Here is this week’s round-up of pieces from the Batley News relating to the parish of St Mary’s. As usual I have put in bold the names of those connected to the parish who served with the military. And, as ever, the spelling and punctuation matches that of the newspaper.


There was one parishioner death in the Family Notices columns:

FINN. —On the 8th inst., aged 48 years, Thos. Finn, 11, Ward’s Hill.


Horace Lee and his brother Harry Blake Lee, along with their half-brother, were in the news:

BATLEY BROTHERS WOUNDED

Private Horace Lee, 21, Royal Welsh Fusiliers, son of Mr. and Mrs. Walter Lee, 17, Cobden Street, Batley, writes that he is in hospital in France wounded in the chin but is going on well. Although he joined up at the outbreak of war he has only been at the Front eight months. Before entering the Army he worked at Messrs. Blackburn New Ing Mills. He attended Cross Bank Roman Catholic Church.

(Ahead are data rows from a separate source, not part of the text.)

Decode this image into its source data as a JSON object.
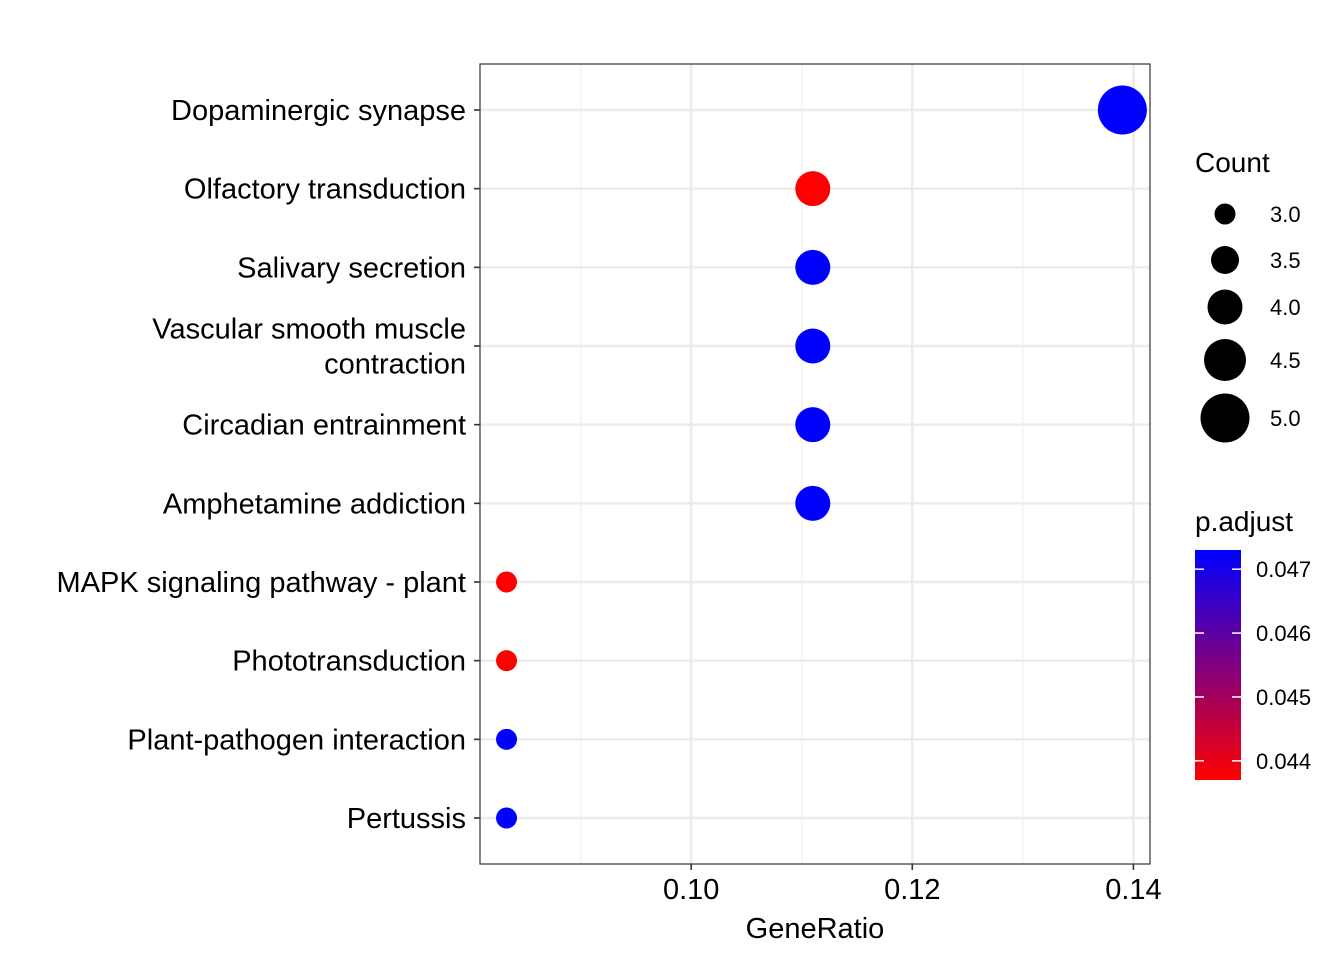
{
  "chart_data": {
    "type": "scatter",
    "xlabel": "GeneRatio",
    "ylabel": "",
    "xlim": [
      0.0809,
      0.1415
    ],
    "x_ticks": [
      "0.10",
      "0.12",
      "0.14"
    ],
    "x_tick_values": [
      0.1,
      0.12,
      0.14
    ],
    "grid": true,
    "categories": [
      "Dopaminergic synapse",
      "Olfactory transduction",
      "Salivary secretion",
      "Vascular smooth muscle contraction",
      "Circadian entrainment",
      "Amphetamine addiction",
      "MAPK signaling pathway - plant",
      "Phototransduction",
      "Plant-pathogen interaction",
      "Pertussis"
    ],
    "category_labels": [
      [
        "Dopaminergic synapse"
      ],
      [
        "Olfactory transduction"
      ],
      [
        "Salivary secretion"
      ],
      [
        "Vascular smooth muscle",
        "contraction"
      ],
      [
        "Circadian entrainment"
      ],
      [
        "Amphetamine addiction"
      ],
      [
        "MAPK signaling pathway - plant"
      ],
      [
        "Phototransduction"
      ],
      [
        "Plant-pathogen interaction"
      ],
      [
        "Pertussis"
      ]
    ],
    "points": [
      {
        "category": "Dopaminergic synapse",
        "gene_ratio": 0.139,
        "count": 5,
        "p_adjust": 0.0473
      },
      {
        "category": "Olfactory transduction",
        "gene_ratio": 0.111,
        "count": 4,
        "p_adjust": 0.0437
      },
      {
        "category": "Salivary secretion",
        "gene_ratio": 0.111,
        "count": 4,
        "p_adjust": 0.0473
      },
      {
        "category": "Vascular smooth muscle contraction",
        "gene_ratio": 0.111,
        "count": 4,
        "p_adjust": 0.0473
      },
      {
        "category": "Circadian entrainment",
        "gene_ratio": 0.111,
        "count": 4,
        "p_adjust": 0.0473
      },
      {
        "category": "Amphetamine addiction",
        "gene_ratio": 0.111,
        "count": 4,
        "p_adjust": 0.0473
      },
      {
        "category": "MAPK signaling pathway - plant",
        "gene_ratio": 0.0833,
        "count": 3,
        "p_adjust": 0.0437
      },
      {
        "category": "Phototransduction",
        "gene_ratio": 0.0833,
        "count": 3,
        "p_adjust": 0.0437
      },
      {
        "category": "Plant-pathogen interaction",
        "gene_ratio": 0.0833,
        "count": 3,
        "p_adjust": 0.0473
      },
      {
        "category": "Pertussis",
        "gene_ratio": 0.0833,
        "count": 3,
        "p_adjust": 0.0473
      }
    ],
    "legend_size": {
      "title": "Count",
      "entries": [
        "3.0",
        "3.5",
        "4.0",
        "4.5",
        "5.0"
      ],
      "values": [
        3.0,
        3.5,
        4.0,
        4.5,
        5.0
      ]
    },
    "legend_color": {
      "title": "p.adjust",
      "ticks": [
        "0.047",
        "0.046",
        "0.045",
        "0.044"
      ],
      "tick_values": [
        0.047,
        0.046,
        0.045,
        0.044
      ],
      "range": [
        0.0437,
        0.0473
      ],
      "low_color": "#ff0000",
      "high_color": "#0000ff"
    },
    "legend_placement": "right"
  }
}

Able Seaman Herbert H. Blake, Royal Naval Division, step-brother of Private Lee, in a letter to his mother says he has been wounded by shrapnel and seven pieces of metal have been extricated from him. The shell seriously wounded fifteen, killed two, and he and a pal were slightly wounded. He is now acting as cook at a convalescent camp previously to rejoining his unit. Thirty years of age, Seaman Blake has been with the Forces since the war started, and went through the Dardanelles campaign.

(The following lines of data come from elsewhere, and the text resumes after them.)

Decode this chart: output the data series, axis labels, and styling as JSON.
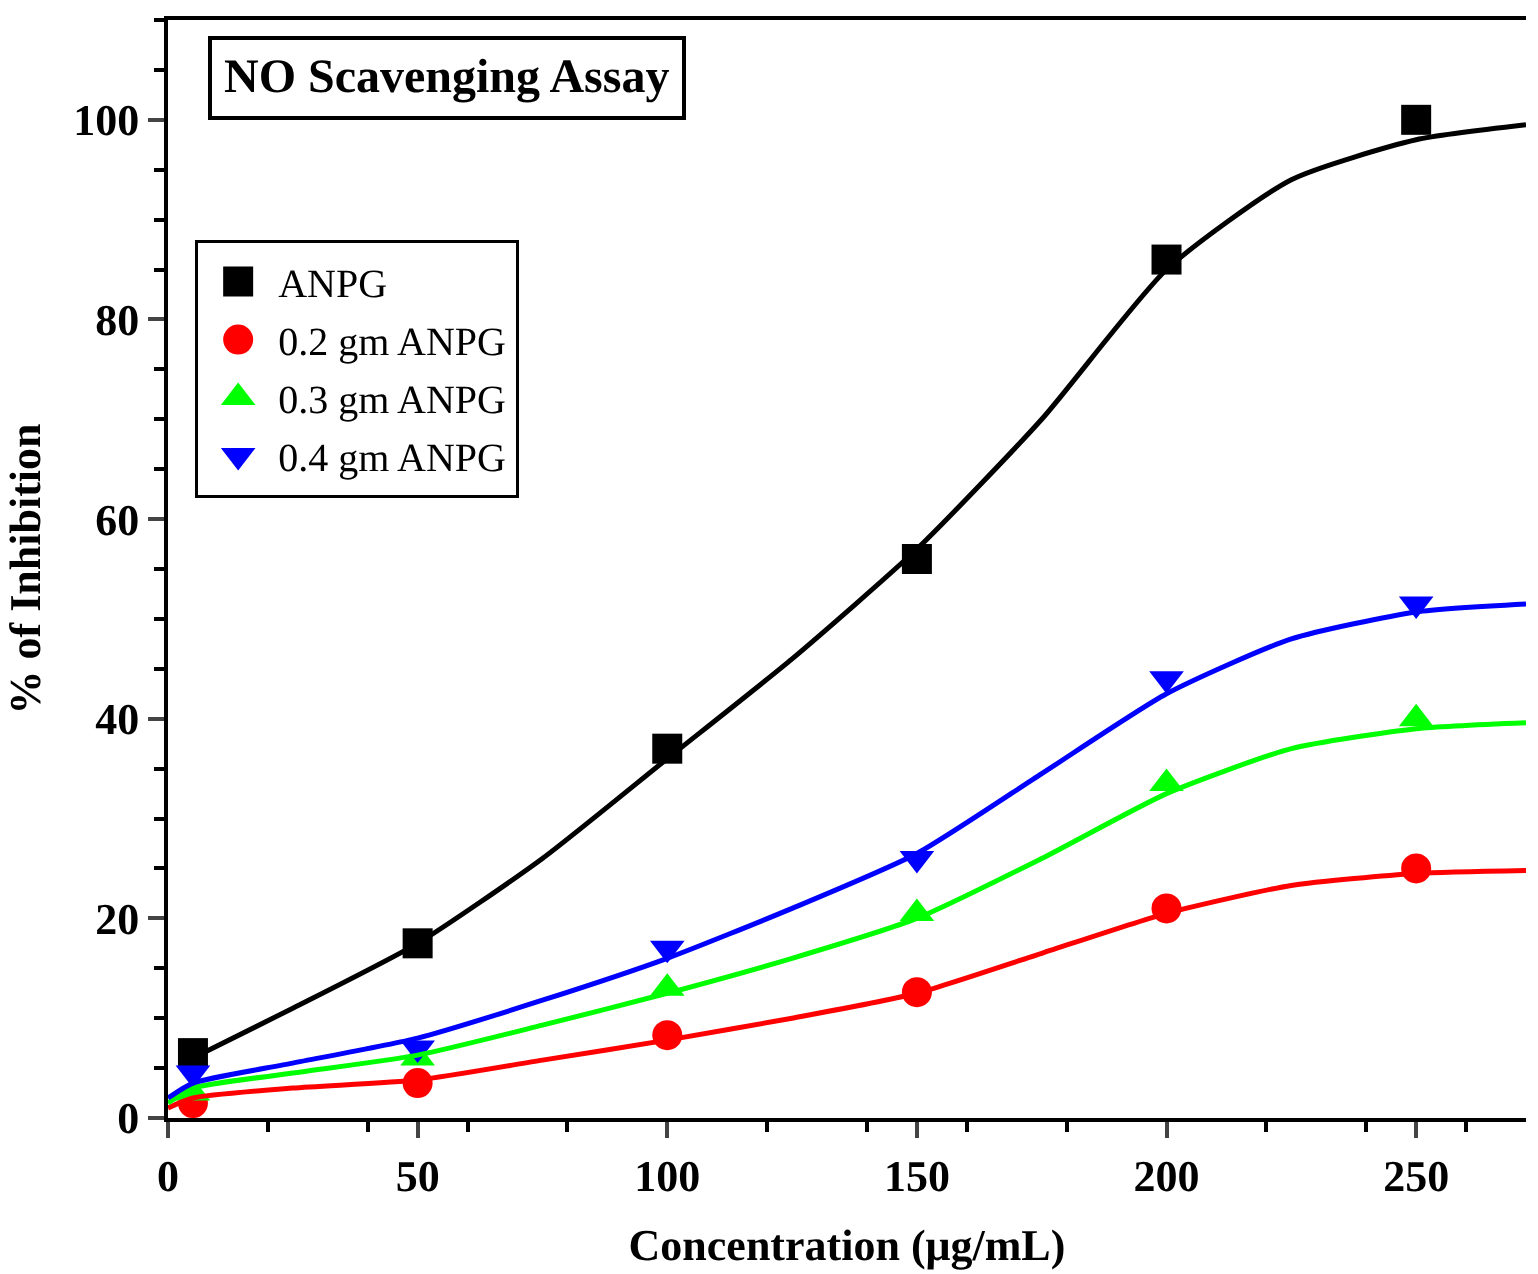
{
  "chart_data": {
    "type": "scatter",
    "title": "NO Scavenging Assay",
    "xlabel": "Concentration (μg/mL)",
    "ylabel": "% of Inhibition",
    "xlim": [
      0,
      272
    ],
    "xticks": [
      0,
      50,
      100,
      150,
      200,
      250
    ],
    "ylim": [
      0,
      110
    ],
    "yticks": [
      0,
      20,
      40,
      60,
      80,
      100
    ],
    "legend": "top left",
    "series": [
      {
        "name": "ANPG",
        "marker": "square",
        "color": "#000000",
        "x": [
          5,
          50,
          100,
          150,
          200,
          250
        ],
        "values": [
          6.5,
          17.5,
          37,
          56,
          86,
          100
        ]
      },
      {
        "name": "0.2 gm ANPG",
        "marker": "circle",
        "color": "#ff0000",
        "x": [
          5,
          50,
          100,
          150,
          200,
          250
        ],
        "values": [
          1.5,
          3.5,
          8.3,
          12.6,
          21,
          25
        ]
      },
      {
        "name": "0.3 gm ANPG",
        "marker": "triangle",
        "color": "#00ff00",
        "x": [
          5,
          50,
          100,
          150,
          200,
          250
        ],
        "values": [
          2.5,
          6,
          13,
          20.5,
          33.5,
          40
        ]
      },
      {
        "name": "0.4 gm ANPG",
        "marker": "triangle-down",
        "color": "#0000ff",
        "x": [
          5,
          50,
          100,
          150,
          200,
          250
        ],
        "values": [
          4.5,
          7,
          17,
          26,
          44,
          51.5
        ]
      },
      {
        "type": "line",
        "color": "#000000",
        "x": [
          5,
          25,
          50,
          75,
          100,
          125,
          150,
          175,
          200,
          225,
          250,
          272
        ],
        "values": [
          6,
          11,
          17.5,
          26,
          36,
          46,
          57,
          70,
          85,
          94,
          98,
          99.5
        ]
      },
      {
        "type": "line",
        "color": "#ff0000",
        "x": [
          0,
          5,
          25,
          50,
          75,
          100,
          125,
          150,
          175,
          200,
          225,
          250,
          272
        ],
        "values": [
          1,
          2,
          3,
          3.8,
          5.8,
          7.8,
          10,
          12.5,
          16.5,
          20.5,
          23.3,
          24.5,
          24.8
        ]
      },
      {
        "type": "line",
        "color": "#00ff00",
        "x": [
          0,
          5,
          25,
          50,
          75,
          100,
          125,
          150,
          175,
          200,
          225,
          250,
          272
        ],
        "values": [
          1.5,
          3,
          4.5,
          6.3,
          9.3,
          12.5,
          16,
          20,
          26,
          32.5,
          37,
          39,
          39.6
        ]
      },
      {
        "type": "line",
        "color": "#0000ff",
        "x": [
          0,
          5,
          25,
          50,
          75,
          100,
          125,
          150,
          175,
          200,
          225,
          250,
          272
        ],
        "values": [
          2,
          3.5,
          5.5,
          8,
          11.8,
          16,
          21,
          26.5,
          34.5,
          42.5,
          48,
          50.7,
          51.5
        ]
      }
    ]
  }
}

Driver Harry Blake Lee, another member of the family, is in training with the R.F.A.


Finally for this week’s news John Donlan and Mary Ann Fawcett went before the magistrates:

Batley Court – Monday

For being drunk and riotous in Hume Street on February 23rd, John Donlan, miner, of that address, had to pay 10s. “I can only say that I am very sorry it happened,” he observed. It was his first appearance for drunkenness.

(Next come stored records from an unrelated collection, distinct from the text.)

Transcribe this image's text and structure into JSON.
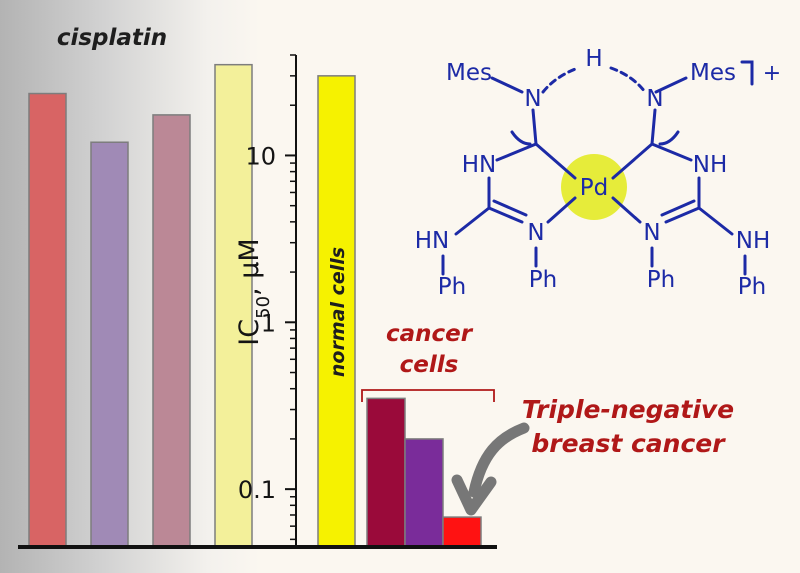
{
  "chart_data": {
    "type": "bar",
    "ylabel_main": "IC",
    "ylabel_sub": "50",
    "ylabel_unit": ", μM",
    "yscale": "log",
    "ylim": [
      0.045,
      40
    ],
    "yticks": [
      {
        "value": 10,
        "label": "10"
      },
      {
        "value": 1,
        "label": "1"
      },
      {
        "value": 0.1,
        "label": "0.1"
      }
    ],
    "groups": [
      {
        "label": "cisplatin",
        "bars": [
          {
            "value": 23.5,
            "color": "#d86464"
          },
          {
            "value": 12.0,
            "color": "#a08ab6"
          },
          {
            "value": 17.5,
            "color": "#bb8896"
          },
          {
            "value": 35.0,
            "color": "#f3f09a"
          }
        ]
      },
      {
        "label": "normal cells",
        "bars": [
          {
            "value": 30.0,
            "color": "#f6f200"
          }
        ]
      },
      {
        "label": "cancer cells",
        "bars": [
          {
            "value": 0.35,
            "color": "#9a0a3a"
          },
          {
            "value": 0.2,
            "color": "#7a2c9a"
          },
          {
            "value": 0.068,
            "color": "#ff1212"
          }
        ]
      }
    ],
    "annotation": {
      "line1": "Triple-negative",
      "line2": "breast cancer"
    }
  },
  "molecule": {
    "charge": "+",
    "metal": "Pd",
    "mes_left": "Mes",
    "mes_right": "Mes",
    "bridge_h": "H",
    "n": "N",
    "hn": "HN",
    "nh": "NH",
    "ph": "Ph"
  },
  "colors": {
    "structure": "#1c2aa6",
    "annotation": "#b01818",
    "pd_glow": "#e6ec3a"
  }
}
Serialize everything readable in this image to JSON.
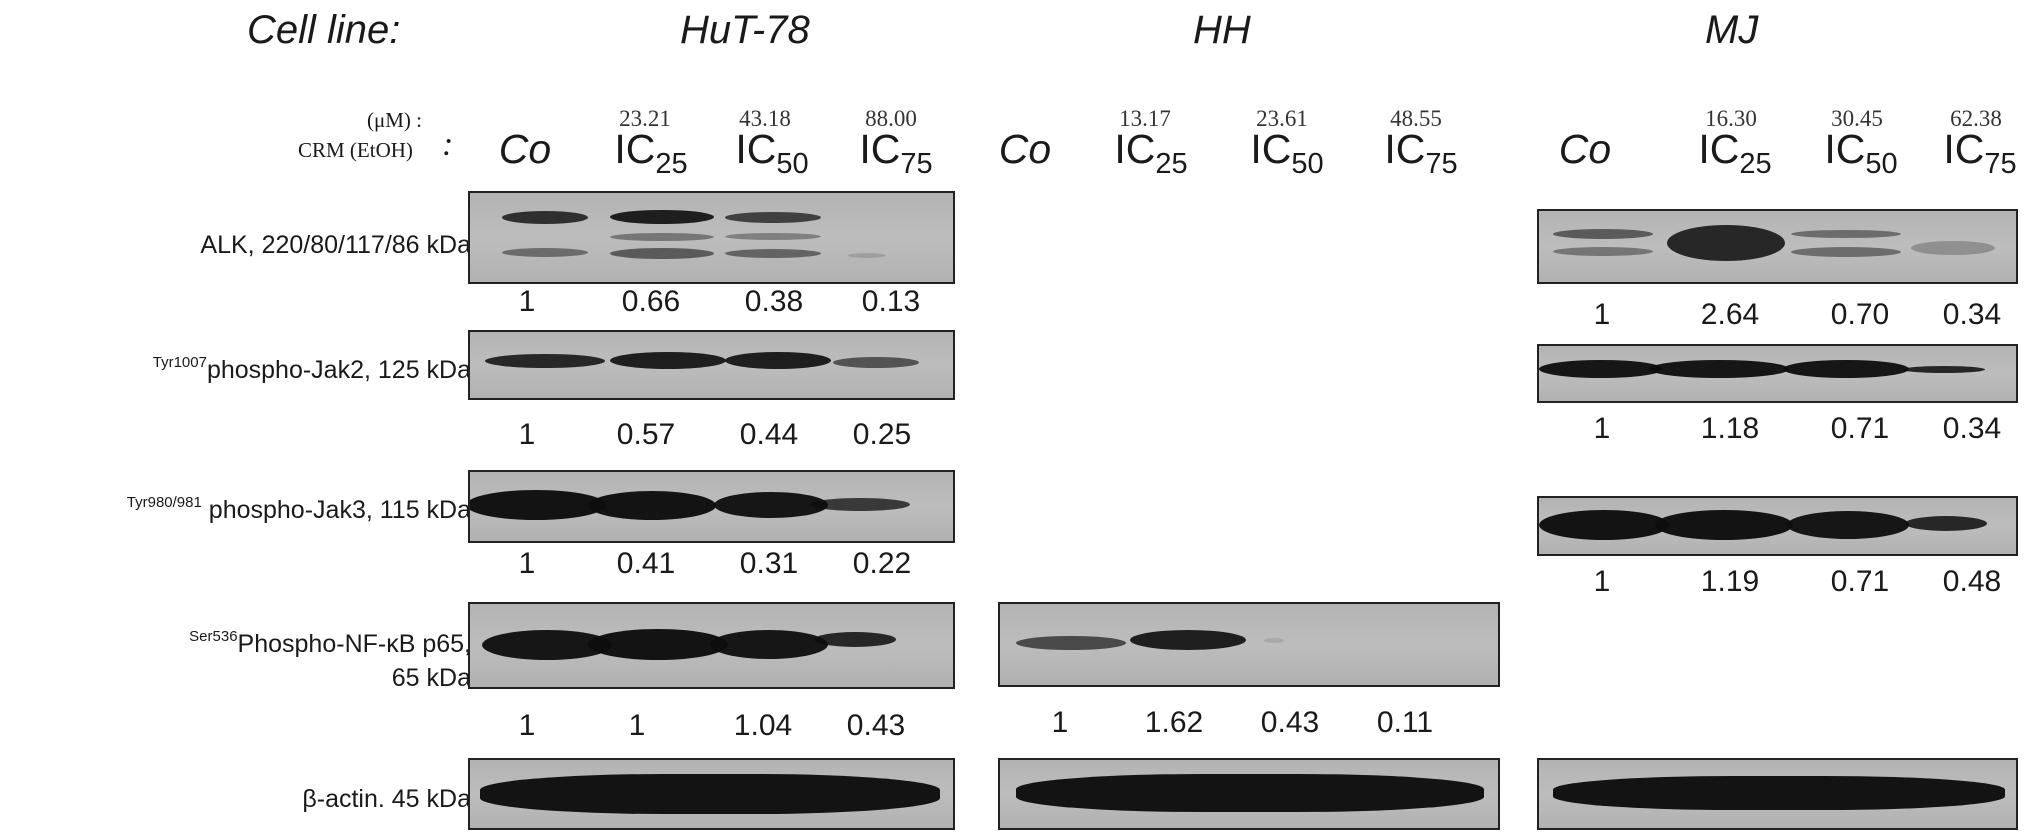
{
  "cell_line_label": "Cell line:",
  "units_label": "(μM) :",
  "treatment_label": "CRM (EtOH)",
  "treatment_colon": ":",
  "groups": [
    {
      "name": "HuT-78",
      "concentrations": [
        "23.21",
        "43.18",
        "88.00"
      ],
      "lanes": [
        {
          "main": "Co",
          "sub": ""
        },
        {
          "main": "IC",
          "sub": "25"
        },
        {
          "main": "IC",
          "sub": "50"
        },
        {
          "main": "IC",
          "sub": "75"
        }
      ],
      "values": {
        "alk": [
          "1",
          "0.66",
          "0.38",
          "0.13"
        ],
        "jak2": [
          "1",
          "0.57",
          "0.44",
          "0.25"
        ],
        "jak3": [
          "1",
          "0.41",
          "0.31",
          "0.22"
        ],
        "nfkb": [
          "1",
          "1",
          "1.04",
          "0.43"
        ]
      }
    },
    {
      "name": "HH",
      "concentrations": [
        "13.17",
        "23.61",
        "48.55"
      ],
      "lanes": [
        {
          "main": "Co",
          "sub": ""
        },
        {
          "main": "IC",
          "sub": "25"
        },
        {
          "main": "IC",
          "sub": "50"
        },
        {
          "main": "IC",
          "sub": "75"
        }
      ],
      "values": {
        "nfkb": [
          "1",
          "1.62",
          "0.43",
          "0.11"
        ]
      }
    },
    {
      "name": "MJ",
      "concentrations": [
        "16.30",
        "30.45",
        "62.38"
      ],
      "lanes": [
        {
          "main": "Co",
          "sub": ""
        },
        {
          "main": "IC",
          "sub": "25"
        },
        {
          "main": "IC",
          "sub": "50"
        },
        {
          "main": "IC",
          "sub": "75"
        }
      ],
      "values": {
        "alk": [
          "1",
          "2.64",
          "0.70",
          "0.34"
        ],
        "jak2": [
          "1",
          "1.18",
          "0.71",
          "0.34"
        ],
        "jak3": [
          "1",
          "1.19",
          "0.71",
          "0.48"
        ]
      }
    }
  ],
  "proteins": [
    {
      "key": "alk",
      "sup": "",
      "name": "ALK, 220/80/117/86 kDa",
      "name2": ""
    },
    {
      "key": "jak2",
      "sup": "Tyr1007",
      "name": "phospho-Jak2, 125 kDa",
      "name2": ""
    },
    {
      "key": "jak3",
      "sup": "Tyr980/981",
      "name": " phospho-Jak3, 115 kDa",
      "name2": ""
    },
    {
      "key": "nfkb",
      "sup": "Ser536",
      "name": "Phospho-NF-κB p65,",
      "name2": "65 kDa"
    },
    {
      "key": "actin",
      "sup": "",
      "name": "β-actin. 45 kDa",
      "name2": ""
    }
  ]
}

Two White Lee women, Ada Miskell, housekeeper, of 95, Mount Pleasant, and Mary Ann Fawcett, rag-sorter, were fined £1 each or 14 days for being drunk and riotous in Carlinghow Lane, White Lee, on February 24th. Constable Thornton said he was in Carlinghow Lane at 8.40 p.m. with Constable Cooper, and saw Miskell in a drunken condition. She had two bottles of beer under one arm and a pint of beer in the other hand. She made use of bad language. Seven previous convictions were reported against her. —Fawcett said, “I am not guilty of being drunk.” —Constable Cooper said he was with Constable Thornton on the night in question. Fawcett was laid helplessly on the footpath, and one of two bottles of beer she was carrying fell to the ground. Witness assisted her to her feet, and found she was in a drunken condition. He told her she would be reported, and she replied, “What, again?” —Constable Thornton said both the women were “beastly drunk.” Asked if she had anything to say, Fawcett replied “I have nothing to say only that I am innocent this time of all times.” In support of her statement she produced notes from two White Lee tradesmen whom she visited at 8 o’clock and 8.15. One did not say anything about her condition, but the other wrote, “I did not see anything the matter with her.” —Inspector Ripley said Fawcett had a very bad record, and had been convicted 11 times previously for drunkenness and six times for using obscene language.